Lyndon Sly is currently the Head of School for Business & Educational Partnerships at City of Westminster College.
Lyndon has worked as a teacher and Course Leader in Further Education since 1988 and as a head of department since 1998. Before joining City of Westminster College in 2001 he worked at Warwickshire College. His areas of specialism and research are: Art & Design education, the role and function of language in the Visual Arts, Foundation Degrees and the interconnectivity between the Origins of Modernism and the Western Front (1914-18).
Lyndon is also the Chair of the National Specialist Development Group (SDG) for CoVEs in the Creative Industries sector and has contributed to Sector Skills Council framework development, conferences and publications on Foundation Degrees.
Fabian Sharp was born in Paddington in 1973. He has lived much of his life in and around Paddington, and for the last five years has been working for the Paddington Development Trust.
Currently employed as Neighbourhood Manager for the Queen’s Park ward of Westminster, Fabian is aware of the broad range of issues relating to regeneration, and has a particular interest in social issues related to areas of high deprivation.Fabian graduated with a 2:1 from UCL in European Studies in 1997. After working in the private lettings sector, which he says exposed him to “inequalities and injustices suffered by the most vulnerable”, he returned to education and completed a masters in Urban Regeneration at Westminster University. While studying, Fabian was responsible for administering the Capacity-Building budget of the SRB5 New Life for Paddington programme.
Frances has worked in social housing and regeneration for over twenty years. As Chief Housing Officer at Westminster City Council she was responsible for two Estate Action programmes and took the lead in piloting Neighbourhood Management in Church St, the most deprived ward in WCC.
Working in close partnership with other statutory and voluntary agencies Frances was involved in numerous schemes to tackle deprivation and health inequalities. Frances has good experience of working regionally and sub regionally across London including chairing the housing forum for London homelessness subgroup for 2 years. She was responsible for the homeless element of the London housing strategy.
Frances now works as Head of Social Inclusion and Health at the Greater London Authority.

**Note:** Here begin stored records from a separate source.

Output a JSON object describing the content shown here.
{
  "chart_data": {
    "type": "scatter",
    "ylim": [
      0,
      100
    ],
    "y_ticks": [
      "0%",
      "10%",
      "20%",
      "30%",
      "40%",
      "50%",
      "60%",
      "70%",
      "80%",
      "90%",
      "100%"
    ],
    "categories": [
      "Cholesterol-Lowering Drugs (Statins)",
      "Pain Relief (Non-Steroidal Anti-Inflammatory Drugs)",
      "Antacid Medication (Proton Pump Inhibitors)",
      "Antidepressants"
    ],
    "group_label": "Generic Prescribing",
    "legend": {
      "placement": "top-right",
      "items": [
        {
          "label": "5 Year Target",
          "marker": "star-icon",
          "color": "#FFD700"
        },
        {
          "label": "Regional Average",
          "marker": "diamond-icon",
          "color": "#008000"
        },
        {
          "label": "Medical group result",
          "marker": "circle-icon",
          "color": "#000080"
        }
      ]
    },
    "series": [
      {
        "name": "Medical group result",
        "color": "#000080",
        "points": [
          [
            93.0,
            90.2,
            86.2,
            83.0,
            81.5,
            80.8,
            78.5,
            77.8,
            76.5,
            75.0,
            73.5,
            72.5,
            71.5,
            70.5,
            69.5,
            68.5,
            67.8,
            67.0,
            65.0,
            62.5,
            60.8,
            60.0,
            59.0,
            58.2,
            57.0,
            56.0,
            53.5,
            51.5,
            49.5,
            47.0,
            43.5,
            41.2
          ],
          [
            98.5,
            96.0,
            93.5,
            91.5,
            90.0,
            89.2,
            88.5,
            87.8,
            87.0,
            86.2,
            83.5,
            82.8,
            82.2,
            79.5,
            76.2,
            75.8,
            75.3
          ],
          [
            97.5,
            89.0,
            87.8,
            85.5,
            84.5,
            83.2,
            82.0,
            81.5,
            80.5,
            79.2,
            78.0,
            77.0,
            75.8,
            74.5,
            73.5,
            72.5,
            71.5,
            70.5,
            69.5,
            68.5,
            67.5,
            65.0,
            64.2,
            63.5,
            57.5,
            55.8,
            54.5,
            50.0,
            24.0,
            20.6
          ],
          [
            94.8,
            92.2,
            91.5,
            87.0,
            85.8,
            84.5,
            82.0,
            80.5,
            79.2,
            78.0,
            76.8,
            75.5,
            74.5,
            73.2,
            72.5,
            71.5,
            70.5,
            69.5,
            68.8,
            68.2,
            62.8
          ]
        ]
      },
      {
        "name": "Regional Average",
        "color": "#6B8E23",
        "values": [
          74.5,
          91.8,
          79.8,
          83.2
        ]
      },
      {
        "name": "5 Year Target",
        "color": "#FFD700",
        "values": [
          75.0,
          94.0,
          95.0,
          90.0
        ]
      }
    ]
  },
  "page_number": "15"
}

Sally has spent the whole of her career in the field of social and policy research: as an academic at York and Manchester Universities, a civil servant in the Employment Department, in social research agencies including the National Centre for Social Research, MORI and British Market Research Bureau, and for the last ten years, as a freelance policy researcher.
She undertakes research projects mainly for central (Cabinet Office, Treasury, DWP, DCLG) and local government, but also for professional bodies, charities and private sector companies. Consequently she has worked on a very wide range of subjects, from the relevance of Local Authority Best Value performance indicators to strategies to reform the Child Support Agency.
Sally has a longstanding interest in work on social and particularly financial exclusion, as well as public perceptions of and engagement with central and local government. She was involved in the background research for the 2006 Local Government White Paper and the 2007 Councillors' Commission.